People were like patches too. From high school, there were the bold coloured polka dot memories of the boy who made her laugh, and the tiny detailed florals of girls who held her hand and skipped across the oval in the afternoons when the bell sounded to release them from classes. But they were neatly edged and abutted by the pinstriped lines of the chemist she had met at university and the colleagues who shared her lunch hour with tales of homes and children.

Lei was a patchwork of acrylic paints and data entry, novels and afternoon lap swimming. Whenever she finished with her novel days, she would fold up her quilt and place it on her pillow, ready for the dreams that would bring new colours and patterns to its design.


Number Jumble 29/04/16

The message said ‘are you going tonight? If you are, could you take my sport bag’. Lyn had absolutely no idea what this meant. She hadn’t been invited anywhere tonight and she didn’t know Mick even had a sports bag, let alone why she should know where it was and be able to take it to some place she hadn’t been invited. Receiving this message rattled her. Most likely it was just accidentally sent to her when it was meant for someone else. But it made her feel like she’d missed some huge important bit of her life where she knew where Mick kept his sports bag and some common friend had invited them both somewhere. And it wasn’t just that. It was the way it felt as though she could see inside the lives of Mick and whoever this message was meant for. Like something that should have been a communication between them had been lost in translation because she had it, and it would never be quite the same message, even when it was finally passed to the correct person. She shook her head at these odd musings and typed a reply.
‘Hi Mick. This is Lyn – not sure that last message was meant for me. Wouldn’t even know if your sports bag was a real item lol’. She hit send. Then she put her phone in her handbag and drove home.

After she’d pulled into her carport and locked up the car, she went into her shade house where she had a bench swing, sat down among the plants and got out her thermos cup and her phone. Then she noticed two odd things. The first was a sneaker, lying on the ground by her front door. It did not belong to her. The second was that Mick hadn’t said anything in reply to her text. That seemed weird to her. Surely if you’d mistakenly messaged the wrong person and they let you know, you’d say something back, at least ‘oops’, or something. Frowning, she went and unlocked the front door.

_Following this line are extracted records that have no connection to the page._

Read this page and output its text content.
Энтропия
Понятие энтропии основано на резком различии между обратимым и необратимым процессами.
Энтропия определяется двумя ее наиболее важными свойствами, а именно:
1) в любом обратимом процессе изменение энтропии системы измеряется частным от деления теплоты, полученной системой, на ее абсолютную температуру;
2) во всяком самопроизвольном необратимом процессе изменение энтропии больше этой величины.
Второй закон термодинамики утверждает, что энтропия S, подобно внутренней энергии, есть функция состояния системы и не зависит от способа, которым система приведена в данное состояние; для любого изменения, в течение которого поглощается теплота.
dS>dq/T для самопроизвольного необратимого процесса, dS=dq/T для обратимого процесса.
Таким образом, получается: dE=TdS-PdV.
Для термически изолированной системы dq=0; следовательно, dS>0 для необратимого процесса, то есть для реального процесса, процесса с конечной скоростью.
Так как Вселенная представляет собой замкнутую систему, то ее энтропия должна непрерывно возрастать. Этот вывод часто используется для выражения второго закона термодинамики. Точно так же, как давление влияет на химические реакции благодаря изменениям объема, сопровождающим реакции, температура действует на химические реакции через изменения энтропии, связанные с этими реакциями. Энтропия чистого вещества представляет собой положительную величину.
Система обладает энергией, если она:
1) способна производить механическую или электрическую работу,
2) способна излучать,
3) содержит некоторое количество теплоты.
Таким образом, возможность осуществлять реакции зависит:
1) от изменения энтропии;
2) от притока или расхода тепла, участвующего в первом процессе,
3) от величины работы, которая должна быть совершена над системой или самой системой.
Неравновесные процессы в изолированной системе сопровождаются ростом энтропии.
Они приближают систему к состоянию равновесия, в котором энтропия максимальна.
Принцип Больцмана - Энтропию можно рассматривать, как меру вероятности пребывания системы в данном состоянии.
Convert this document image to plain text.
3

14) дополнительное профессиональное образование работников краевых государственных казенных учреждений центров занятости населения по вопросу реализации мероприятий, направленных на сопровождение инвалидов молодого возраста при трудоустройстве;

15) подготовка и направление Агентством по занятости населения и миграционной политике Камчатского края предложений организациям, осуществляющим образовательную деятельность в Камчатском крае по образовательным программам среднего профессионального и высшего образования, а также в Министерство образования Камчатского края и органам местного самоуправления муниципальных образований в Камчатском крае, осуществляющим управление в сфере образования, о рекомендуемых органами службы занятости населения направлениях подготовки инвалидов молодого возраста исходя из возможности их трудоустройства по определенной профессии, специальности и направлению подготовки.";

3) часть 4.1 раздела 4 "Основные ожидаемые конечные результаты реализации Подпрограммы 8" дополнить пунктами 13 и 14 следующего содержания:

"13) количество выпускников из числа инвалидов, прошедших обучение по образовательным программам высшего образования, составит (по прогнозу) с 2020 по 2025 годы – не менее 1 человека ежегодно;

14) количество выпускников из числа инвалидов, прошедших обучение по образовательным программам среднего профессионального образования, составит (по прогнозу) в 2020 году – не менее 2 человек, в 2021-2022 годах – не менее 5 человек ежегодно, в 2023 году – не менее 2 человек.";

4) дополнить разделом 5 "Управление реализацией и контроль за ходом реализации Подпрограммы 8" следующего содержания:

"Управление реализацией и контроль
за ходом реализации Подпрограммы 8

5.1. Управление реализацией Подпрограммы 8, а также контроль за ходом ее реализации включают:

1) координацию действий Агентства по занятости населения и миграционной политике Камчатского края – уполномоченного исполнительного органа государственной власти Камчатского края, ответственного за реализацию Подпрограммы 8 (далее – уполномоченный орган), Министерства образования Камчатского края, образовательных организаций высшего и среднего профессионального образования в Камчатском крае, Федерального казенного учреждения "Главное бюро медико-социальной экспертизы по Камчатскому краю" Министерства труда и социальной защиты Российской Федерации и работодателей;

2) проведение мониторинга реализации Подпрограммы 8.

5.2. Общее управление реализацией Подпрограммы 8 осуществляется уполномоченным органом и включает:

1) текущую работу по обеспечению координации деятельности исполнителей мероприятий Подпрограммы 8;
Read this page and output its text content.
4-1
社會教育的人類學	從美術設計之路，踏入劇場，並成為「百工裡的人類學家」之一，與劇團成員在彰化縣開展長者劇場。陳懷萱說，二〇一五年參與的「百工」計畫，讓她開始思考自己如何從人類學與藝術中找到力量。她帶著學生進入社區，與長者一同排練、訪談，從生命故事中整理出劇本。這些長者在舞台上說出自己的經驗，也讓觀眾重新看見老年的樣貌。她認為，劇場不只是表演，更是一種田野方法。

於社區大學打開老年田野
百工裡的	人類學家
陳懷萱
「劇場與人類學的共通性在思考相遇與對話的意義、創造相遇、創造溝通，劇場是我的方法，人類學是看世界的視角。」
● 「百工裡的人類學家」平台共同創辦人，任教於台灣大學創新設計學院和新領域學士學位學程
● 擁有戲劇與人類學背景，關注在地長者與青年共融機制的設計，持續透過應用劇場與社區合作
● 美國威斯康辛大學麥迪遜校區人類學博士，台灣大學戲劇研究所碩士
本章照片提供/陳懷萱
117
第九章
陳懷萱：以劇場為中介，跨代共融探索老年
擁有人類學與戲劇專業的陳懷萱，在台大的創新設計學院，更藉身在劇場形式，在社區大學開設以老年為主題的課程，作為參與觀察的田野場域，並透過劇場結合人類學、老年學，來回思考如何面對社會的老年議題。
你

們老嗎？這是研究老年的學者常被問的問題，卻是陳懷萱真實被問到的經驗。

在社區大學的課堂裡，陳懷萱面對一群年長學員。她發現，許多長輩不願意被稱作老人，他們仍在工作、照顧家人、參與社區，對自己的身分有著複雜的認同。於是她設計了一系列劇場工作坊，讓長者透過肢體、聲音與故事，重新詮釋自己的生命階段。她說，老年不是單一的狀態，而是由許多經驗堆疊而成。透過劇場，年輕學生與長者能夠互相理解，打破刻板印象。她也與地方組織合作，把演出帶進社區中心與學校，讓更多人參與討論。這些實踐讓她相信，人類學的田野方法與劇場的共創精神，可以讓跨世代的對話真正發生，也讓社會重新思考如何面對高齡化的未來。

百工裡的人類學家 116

Something was eery in the entrance foyer. She couldn’t quite put her finger on it but she felt all shivery and scared. She went very, very cautiously into her living room. She stood still and looked all around her in a slow circle. Suddenly a chorus of shouts burst forth, making Lyn jump out of her skin. There in front of her were all her friends, with balloons, including Mick in a clown suit. Lyn said
‘Whaaat……’ Before she realised what the big important thing she’d forgotten today actually was. It was her birthday. She put her hands on her hips.
‘Hey Mick, next time you’re involved in organising a surprise party, you might want to make sure you don’t text the person it’s for.’ She held up her phone and laughed. ‘Oh, and you lost your shoe.’ Everybody groaned and laughed and then Lyn was surrounded by balloons and cake, and she forgot all about the strangeness and creepiness and ate cake and hugged friends until midnight.

It was only after everyone had gone home, and she was sitting in her recliner in her slippers, sipping chamomile tea, that Lyn thought back to when she’d received the text, and to the feeling of coming into her house and knowing someone was there. And she decided that even though it had been an excellent party, she didn’t really like surprises.